The terrorists in Egypt’s Northern Sinai had killed hundreds of soldiers and police officers, pledged allegiance to the Islamic State terror group, briefly seized a major town and begun setting up armed checkpoints to claim territory. In late 2015, they brought down a Russian passenger jet.
According to the report, being that Egypt appeared unable to stop them, Israel, alarmed at the threat just over the border, took action.
“Once enemies in three wars, then antagonists in an uneasy peace, Egypt and Israel are now secret allies in a covert war against a common foe,” said the paper.
While security coordination between the two neighbors is known to be close, the ties are still unpopular in Egypt, despite nearly three decades of peace. In order to keep the cooperation quiet, the Israeli aircraft are often unmarked and may use indirect routes in a bid to cover up the origin of the strikes, the report said.
The report said that Sissi had kept the Israeli strikes secret, only letting a small group of military and intelligence officials in on the cooperation, and has kept northern Sinai a closed military area, barring reporters from the region.
Israeli and Egyptian officials refused to confirm or comment on the report, which the paper said was based on interviews with seven current or former British and American officials involved in Middle East policy, all speaking on condition of anonymity.
The report said that Egypt’s reliance on Israeli help in the Sinai helped underline why the Israeli government was so dismissive of former President Barack Obama’s peace proposals under which Egypt and Jordan would help guarantee Israeli security if it relinquished full control of adjacent territory for a Palestinian state.
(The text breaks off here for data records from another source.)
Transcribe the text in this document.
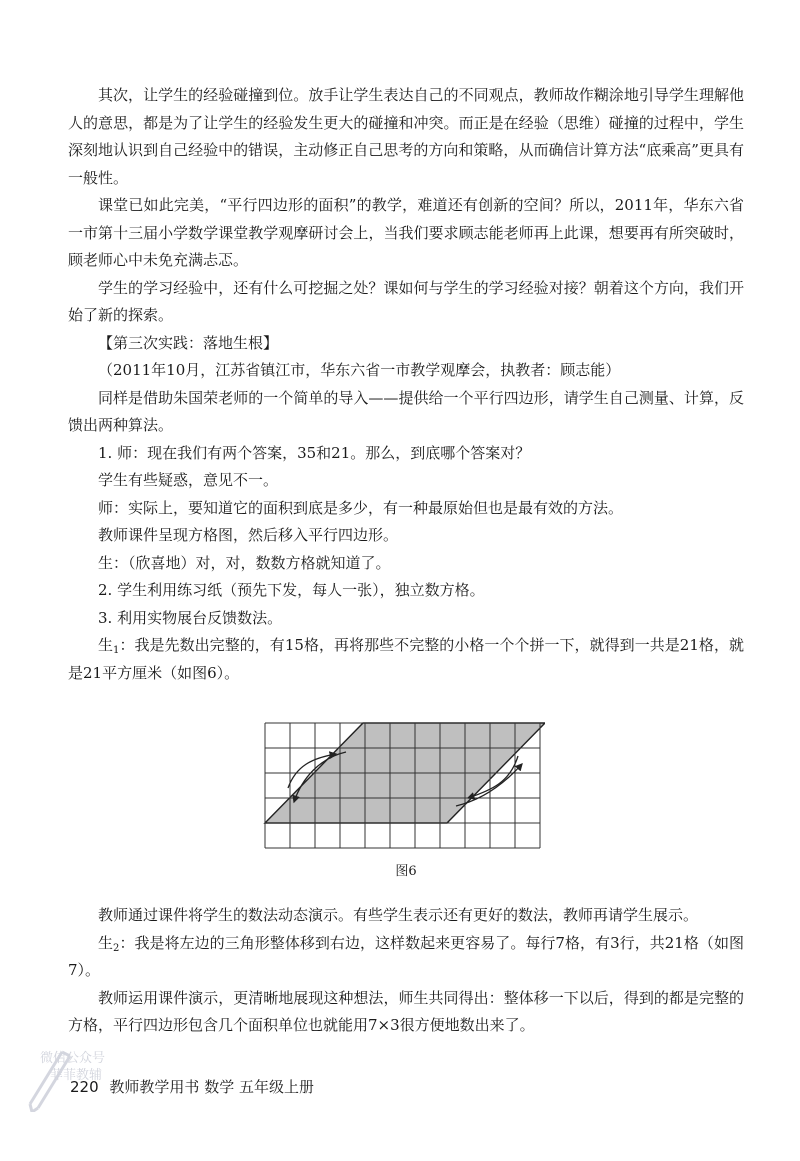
其次，让学生的经验碰撞到位。放手让学生表达自己的不同观点，教师故作糊涂地引导学生理解他人的意思，都是为了让学生的经验发生更大的碰撞和冲突。而正是在经验（思维）碰撞的过程中，学生深刻地认识到自己经验中的错误，主动修正自己思考的方向和策略，从而确信计算方法“底乘高”更具有一般性。

课堂已如此完美，“平行四边形的面积”的教学，难道还有创新的空间？所以，2011年，华东六省一市第十三届小学数学课堂教学观摩研讨会上，当我们要求顾志能老师再上此课，想要再有所突破时，顾老师心中未免充满忐忑。

学生的学习经验中，还有什么可挖掘之处？课如何与学生的学习经验对接？朝着这个方向，我们开始了新的探索。

【第三次实践：落地生根】

（2011年10月，江苏省镇江市，华东六省一市教学观摩会，执教者：顾志能）

同样是借助朱国荣老师的一个简单的导入——提供给一个平行四边形，请学生自己测量、计算，反馈出两种算法。

1. 师：现在我们有两个答案，35和21。那么，到底哪个答案对？

学生有些疑惑，意见不一。

师：实际上，要知道它的面积到底是多少，有一种最原始但也是最有效的方法。

教师课件呈现方格图，然后移入平行四边形。

生：（欣喜地）对，对，数数方格就知道了。

2. 学生利用练习纸（预先下发，每人一张），独立数方格。

3. 利用实物展台反馈数法。

生$_1$：我是先数出完整的，有15格，再将那些不完整的小格一个个拼一下，就得到一共是21格，就是21平方厘米（如图6）。

图6

教师通过课件将学生的数法动态演示。有些学生表示还有更好的数法，教师再请学生展示。

生$_2$：我是将左边的三角形整体移到右边，这样数起来更容易了。每行7格，有3行，共21格（如图7）。

教师运用课件演示，更清晰地展现这种想法，师生共同得出：整体移一下以后，得到的都是完整的方格，平行四边形包含几个面积单位也就能用7×3很方便地数出来了。

微信公众号
菲菲教辅
220 教师教学用书 数学 五年级上册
When former U.S. Secretary of State John Kerry proposed that kind of regional agreement, Prime Minister Binyamin Netanyahu “scoffed at the idea,” the New York Times wrote. “Israel’s military was already propping up Egypt’s military, he said, according to the Americans. If Egypt was unable to control the ground within its own borders, Mr. Netanyahu argued, it was hardly in a position to guarantee security for Israel.”